Empathy, not to be confused with sympathy
One can be happy for another when things are going well. For example, John has just made the soccer team, but his best friend Ray did not. Even though Ray has not made the team, he can still celebrate John’s accomplishment. “John, I am really happy for you.” John can say to Ray, “Thank you, Ray; that means a lot. I know how much you wanted to make the team, too.” In essence, sympathy is feeling compassion, sorrow, or pity for the hardships that another person encounters, while empathy is putting yourself in the shoes of another … just as Ray and John have done.
Empathy is not abandoning another.
Imagine what it would be like for children to understand the importance of feeling connected to others, of looking through their eyes, of seeing people as people, and of empathizing with them? When one is genuine, takes the necessary time with another and is in the moment, the result is that both are better for it. They work together so much better, and when they disagree; they find a way to work it out without abandoning each other. A positive energy is created, and confidence is increased.
How can we teach empathy to our children as well as the next generation? Here are some practical scenarios that will help your children or your players learn what empathy is and how to provide it.
People Watching People
Part one: for younger children ages 5-8
Divide the class into two groups. One group will pick an emotion and then walk across the floor while the other group tries to guess what emotion the walking group was conveying based on their body language.
Part two: for children 9-14
Choose a partner and discuss the feeling they were attempting to display. What was seen was the particular feeling that was perceived. Whether or not the feeling was accurately guessed is not as important as what the individual thought was being conveyed. They need to talk it through so that the one who is empathizing better understands what the other is feeling.
Create a collage of pictures of people’s faces: for children 15 and older
Choose a partner. One of the pairs chooses a picture that represents how he or she is feeling. The other senses or guesses what that feeling is, and they talk about it. They need to talk it through so that the one who is empathizing understands what the other is feeling. The other then chooses a different picture, which the partner guesses what that person is feeling. Again, they need to talk it through so that the one who is empathizing understands what the other is feeling.
For parents, go to the shopping mall, sit with your child and watch people walking by.
What feelings does your child notice in the individuals passing by?
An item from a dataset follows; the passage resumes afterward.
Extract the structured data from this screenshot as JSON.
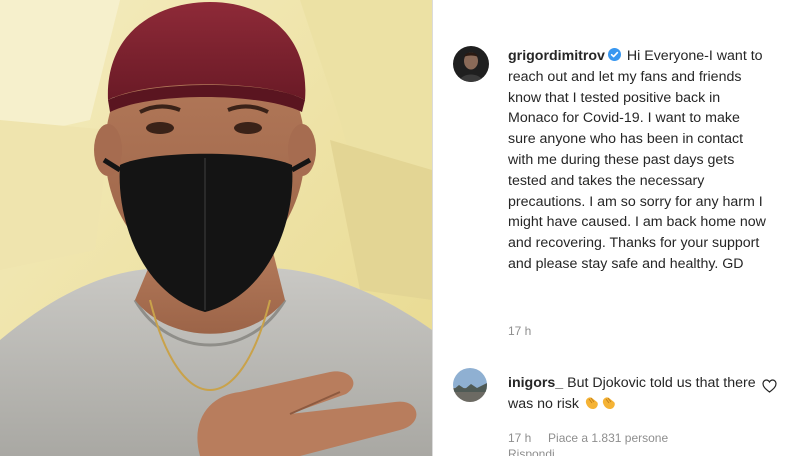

What are their expressions; what about their body language; how fast or slow are they walking; etc.? The child talk about what was seen or perceived and why what was seen reminded them of particular feelings.
Imagine if everyone would take the time to look in another’s eyes and be genuinely present with another, what a more positive world this would be. What will you do to further develop your empathy life skill as well as enable the development of empathy in your children or players?